D'var Acher/an additional teaching:
The Shabbat before Passover is known as Shabbat HaGadol (The Great Shabbat) in commemoration of the 'great miracle' that happened in Egypt on this day, heralding the Exodus from Egypt a few days later. Shabbat HaGadol customs include reading a portion of the haggadah (the section from "Avadim hayinu..." that tells the story of the Exodus) and a teaching by the rabbi from the bimah (one of the few during the year, and especially lengthy!) elaborating on the laws of Passover and their significance to help prepare the community for the festival.

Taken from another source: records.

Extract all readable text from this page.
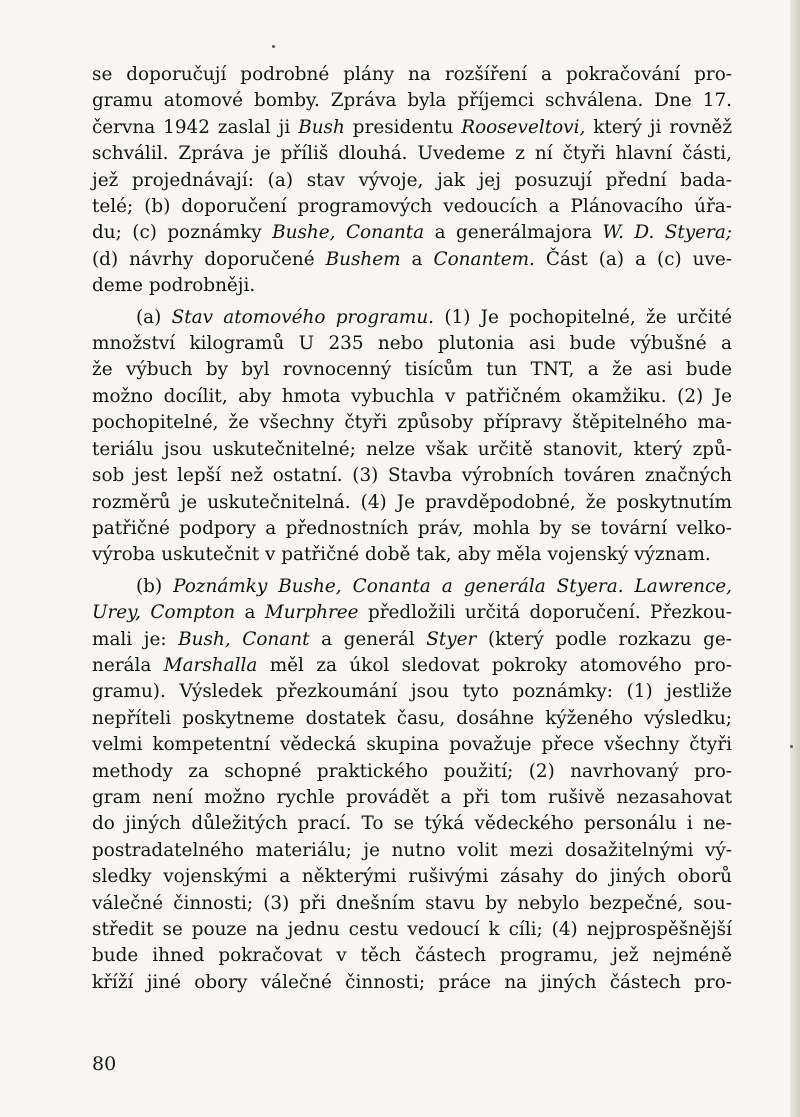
se doporučují podrobné plány na rozšíření a pokračování pro-
gramu atomové bomby. Zpráva byla příjemci schválena. Dne 17.
června 1942 zaslal ji Bush presidentu Rooseveltovi, který ji rovněž
schválil. Zpráva je příliš dlouhá. Uvedeme z ní čtyři hlavní části,
jež projednávají: (a) stav vývoje, jak jej posuzují přední bada-
telé; (b) doporučení programových vedoucích a Plánovacího úřa-
du; (c) poznámky Bushe, Conanta a generálmajora W. D. Styera;
(d) návrhy doporučené Bushem a Conantem. Část (a) a (c) uve-
deme podrobněji.

(a) Stav atomového programu. (1) Je pochopitelné, že určité
množství kilogramů U 235 nebo plutonia asi bude výbušné a
že výbuch by byl rovnocenný tisícům tun TNT, a že asi bude
možno docílit, aby hmota vybuchla v patřičném okamžiku. (2) Je
pochopitelné, že všechny čtyři způsoby přípravy štěpitelného ma-
teriálu jsou uskutečnitelné; nelze však určitě stanovit, který způ-
sob jest lepší než ostatní. (3) Stavba výrobních továren značných
rozměrů je uskutečnitelná. (4) Je pravděpodobné, že poskytnutím
patřičné podpory a přednostních práv, mohla by se tovární velko-
výroba uskutečnit v patřičné době tak, aby měla vojenský význam.

(b) Poznámky Bushe, Conanta a generála Styera. Lawrence,
Urey, Compton a Murphree předložili určitá doporučení. Přezkou-
mali je: Bush, Conant a generál Styer (který podle rozkazu ge-
nerála Marshalla měl za úkol sledovat pokroky atomového pro-
gramu). Výsledek přezkoumání jsou tyto poznámky: (1) jestliže
nepříteli poskytneme dostatek času, dosáhne kýženého výsledku;
velmi kompetentní vědecká skupina považuje přece všechny čtyři
methody za schopné praktického použití; (2) navrhovaný pro-
gram není možno rychle provádět a při tom rušivě nezasahovat
do jiných důležitých prací. To se týká vědeckého personálu i ne-
postradatelného materiálu; je nutno volit mezi dosažitelnými vý-
sledky vojenskými a některými rušivými zásahy do jiných oborů
válečné činnosti; (3) při dnešním stavu by nebylo bezpečné, sou-
středit se pouze na jednu cestu vedoucí k cíli; (4) nejprospěšnější
bude ihned pokračovat v těch částech programu, jež nejméně
kříží jiné obory válečné činnosti; práce na jiných částech pro-

80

As we go about our preparations for the seder, please take some time to think also about the 'chametz of the soul'...things that you want to purge from your life. This type of chametz includes baggage we carry from broken promises, failed relationships and personal disappointments...and messages such as 'I'm not good enough'. When we clean out this chametz, we free ourselves to move closer to our potential and Divine purpose.
The haftarah for this special Shabbat describes the results of our work in preparing for Pesach: I will surely open the floodgates of the sky for you and pour down blessings on you (Malachi 3:10).
Light Yom Tov Passover candles Saturday night after 7:22 p.m. (Make Havdalah first. The version for when Passover starts on a Saturday night is found in many haggadot...we don't go from 'kodesh l'chol' (from sacred to everyday) but from 'kodesh to kodesh' (sacred to sacred) so it's a bit different).
A kavannah for Shabbat Tzav-Shabbat HaGadol
Holy One, may my search for chametz, both the physical and the spiritual, shed great light - opening my heart and the hearts of those I love to more readily express and experience love and in so doing, draw down blessings on us all.